There are other benefits to those who primarily adopt, or standardize on, Linux, as the report suggests:

  • 77 percent of survey respondents reported greater hardware utilization rates through Linux virtualization, versus 56 percent of Windows users.
  • Those who standardize on Linux find Linux virtualization much more manageable (62 percent) than Windows administrators who standardize on Windows virtualization (48 percent). More telling, four times as many Windows standardizers (23 percent) find Windows virtualization hard to manage than the Linux standardizers, only 6 percent of whom find Linux virtualization hard to manage.
  • Linux translates into higher server utilization and, hence, less power consumption and more physical space: 59 percent of Linux administrators disagreed with the "We are rapidly running out of data center electrical capacity" statement, compared to 38 percent of Windows administrators. When presented with the statement "We are rapidly running out of data center floor space", 60 percent of Linux administrators disagreed versus 45 percent of Windows administrators.

While enterprises could realize even bigger cost savings by simply using free Linux versus paid Windows, most enterprises will buy commercial support for Linux through Red Hat, Novell, or Canonical. Even factoring in this cost, however, Linux seems to lend itself more readily to virtualization and, hence, to cost savings that result therefrom.

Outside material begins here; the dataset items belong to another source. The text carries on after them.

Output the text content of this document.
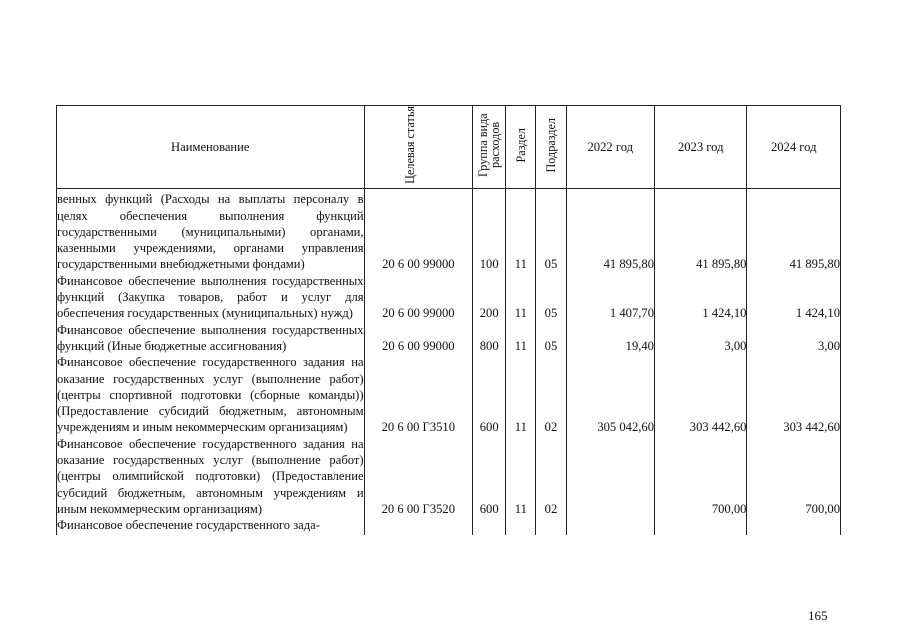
Наименование	Целевая статья	Группа вида расходов	Раздел	Подраздел	2022 год	2023 год	2024 год
венных функций (Расходы на выплаты персоналу в целях обеспечения выполнения функций государственными (муниципальными) органами, казенными учреждениями, органами управления государственными внебюджетными фондами)	20 6 00 99000	100	11	05	41 895,80	41 895,80	41 895,80
Финансовое обеспечение выполнения государственных функций (Закупка товаров, работ и услуг для обеспечения государственных (муниципальных) нужд)	20 6 00 99000	200	11	05	1 407,70	1 424,10	1 424,10
Финансовое обеспечение выполнения государственных функций (Иные бюджетные ассигнования)	20 6 00 99000	800	11	05	19,40	3,00	3,00
Финансовое обеспечение государственного задания на оказание государственных услуг (выполнение работ) (центры спортивной подготовки (сборные команды)) (Предоставление субсидий бюджетным, автономным учреждениям и иным некоммерческим организациям)	20 6 00 Г3510	600	11	02	305 042,60	303 442,60	303 442,60
Финансовое обеспечение государственного задания на оказание государственных услуг (выполнение работ) (центры олимпийской подготовки) (Предоставление субсидий бюджетным, автономным учреждениям и иным некоммерческим организациям)	20 6 00 Г3520	600	11	02		700,00	700,00
Финансовое обеспечение государственного зада-							
165
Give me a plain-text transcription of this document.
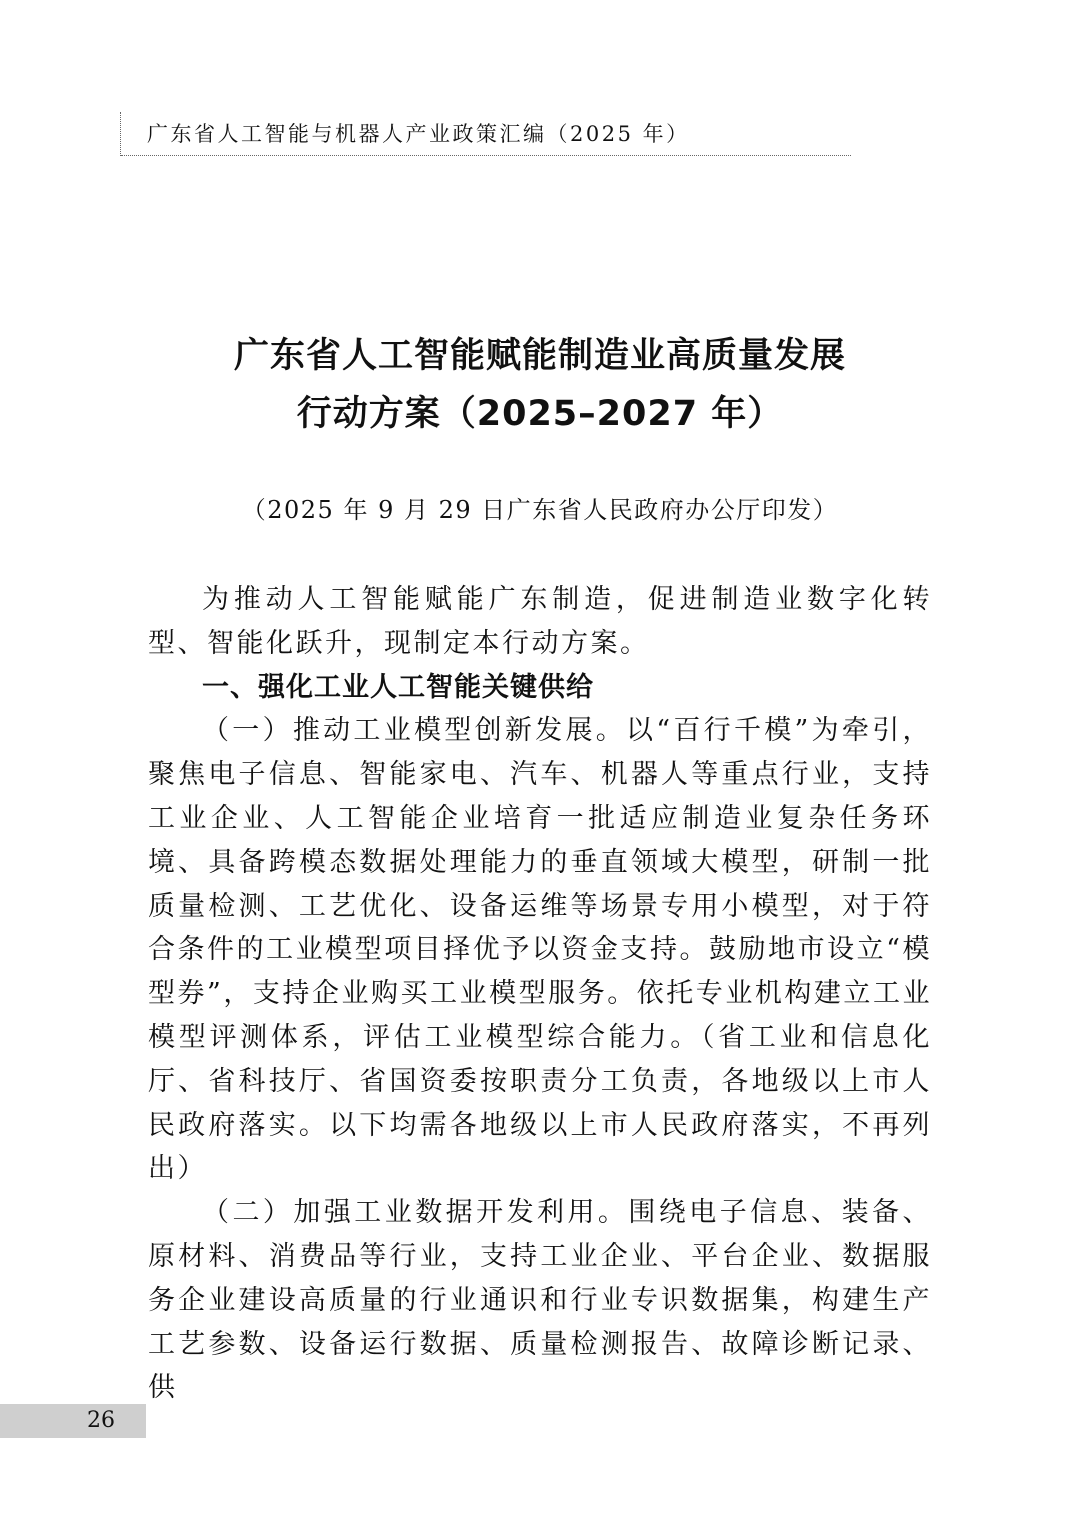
广东省人工智能与机器人产业政策汇编（2025 年）
广东省人工智能赋能制造业高质量发展
行动方案（2025–2027 年）
（2025 年 9 月 29 日广东省人民政府办公厅印发）

为推动人工智能赋能广东制造，促进制造业数字化转型、智能化跃升，现制定本行动方案。

一、强化工业人工智能关键供给

（一）推动工业模型创新发展。以“百行千模”为牵引，聚焦电子信息、智能家电、汽车、机器人等重点行业，支持工业企业、人工智能企业培育一批适应制造业复杂任务环境、具备跨模态数据处理能力的垂直领域大模型，研制一批质量检测、工艺优化、设备运维等场景专用小模型，对于符合条件的工业模型项目择优予以资金支持。鼓励地市设立“模型券”，支持企业购买工业模型服务。依托专业机构建立工业模型评测体系，评估工业模型综合能力。（省工业和信息化厅、省科技厅、省国资委按职责分工负责，各地级以上市人民政府落实。以下均需各地级以上市人民政府落实，不再列出）

（二）加强工业数据开发利用。围绕电子信息、装备、原材料、消费品等行业，支持工业企业、平台企业、数据服务企业建设高质量的行业通识和行业专识数据集，构建生产工艺参数、设备运行数据、质量检测报告、故障诊断记录、供

26
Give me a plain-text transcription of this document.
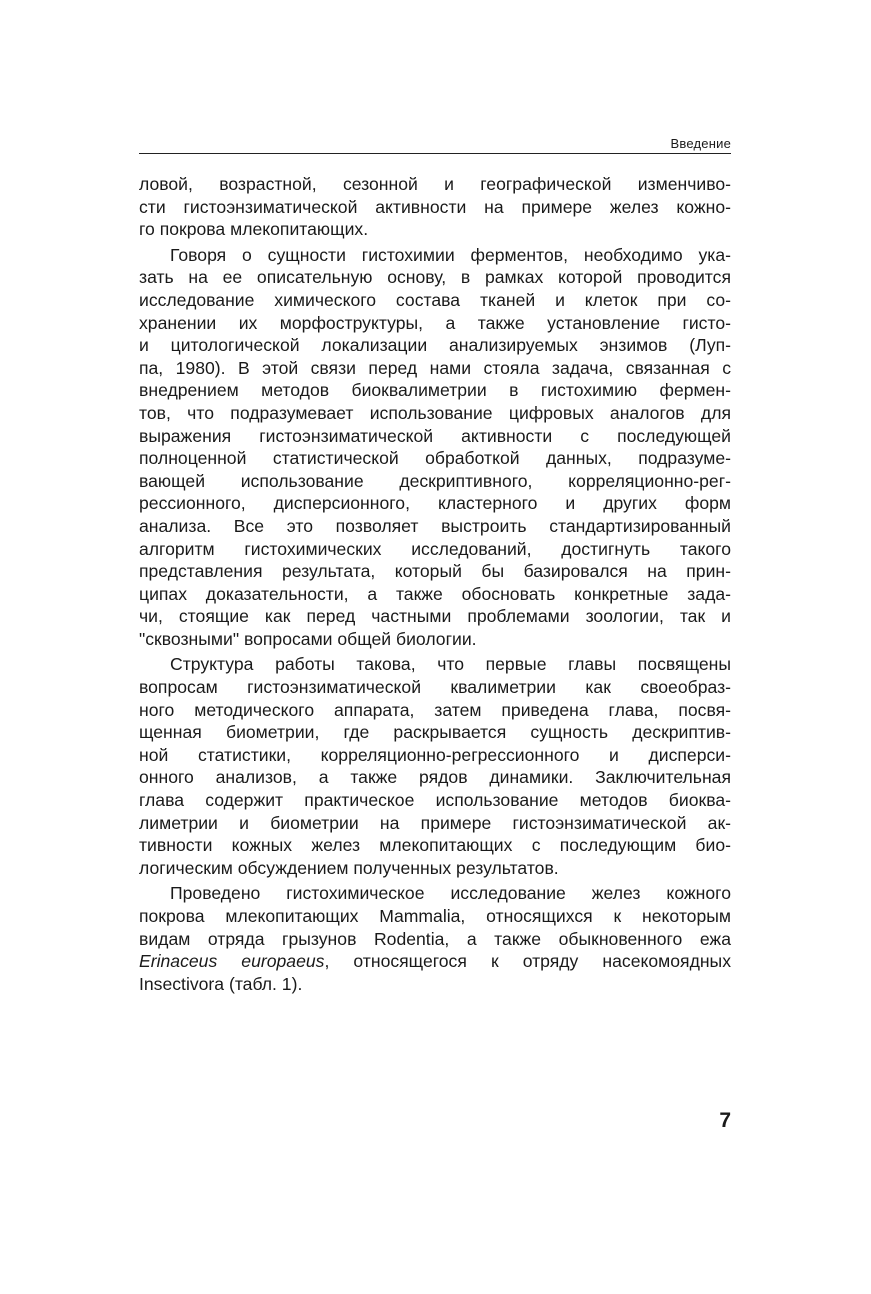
Введение
ловой, возрастной, сезонной и географической изменчиво-
сти гистоэнзиматической активности на примере желез кожно-
го покрова млекопитающих.
Говоря о сущности гистохимии ферментов, необходимо ука-
зать на ее описательную основу, в рамках которой проводится
исследование химического состава тканей и клеток при со-
хранении их морфоструктуры, а также установление гисто-
и цитологической локализации анализируемых энзимов (Луп-
па, 1980). В этой связи перед нами стояла задача, связанная с
внедрением методов биоквалиметрии в гистохимию фермен-
тов, что подразумевает использование цифровых аналогов для
выражения гистоэнзиматической активности с последующей
полноценной статистической обработкой данных, подразуме-
вающей использование дескриптивного, корреляционно-рег-
рессионного, дисперсионного, кластерного и других форм
анализа. Все это позволяет выстроить стандартизированный
алгоритм гистохимических исследований, достигнуть такого
представления результата, который бы базировался на прин-
ципах доказательности, а также обосновать конкретные зада-
чи, стоящие как перед частными проблемами зоологии, так и
"сквозными" вопросами общей биологии.
Структура работы такова, что первые главы посвящены
вопросам гистоэнзиматической квалиметрии как своеобраз-
ного методического аппарата, затем приведена глава, посвя-
щенная биометрии, где раскрывается сущность дескриптив-
ной статистики, корреляционно-регрессионного и дисперси-
онного анализов, а также рядов динамики. Заключительная
глава содержит практическое использование методов биоква-
лиметрии и биометрии на примере гистоэнзиматической ак-
тивности кожных желез млекопитающих с последующим био-
логическим обсуждением полученных результатов.
Проведено гистохимическое исследование желез кожного
покрова млекопитающих Mammalia, относящихся к некоторым
видам отряда грызунов Rodentia, а также обыкновенного ежа
Erinaceus europaeus, относящегося к отряду насекомоядных
Insectivora (табл. 1).
7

Microsoft has it in its power to turn the tide relative to Linux's superior virtualization TCO, and it probably has little to do with the cost of Windows Server, and certainly not with the cost of its Hyper-V virtualization technology, which is now $0.00.

Rather, it's likely a matter of simplifying its famously Byzantine pricing, and making Windows Server licensing friendlier to virtualization. For example, Microsoft doesn't allow migration of its products to a new physical server more than once every 90 days. This may ensure customers buy licenses with fewer restrictions, but it also appears to mean they simply buy fewer Microsoft licenses, period.

Given that commercial Linux isn't free, Microsoft doesn't need to make Windows free to make its Hyper-V virtualization more competitive with Linux virtualization. Simplification, it seems, would go quite far toward the goal of making Windows virtualization more palatable.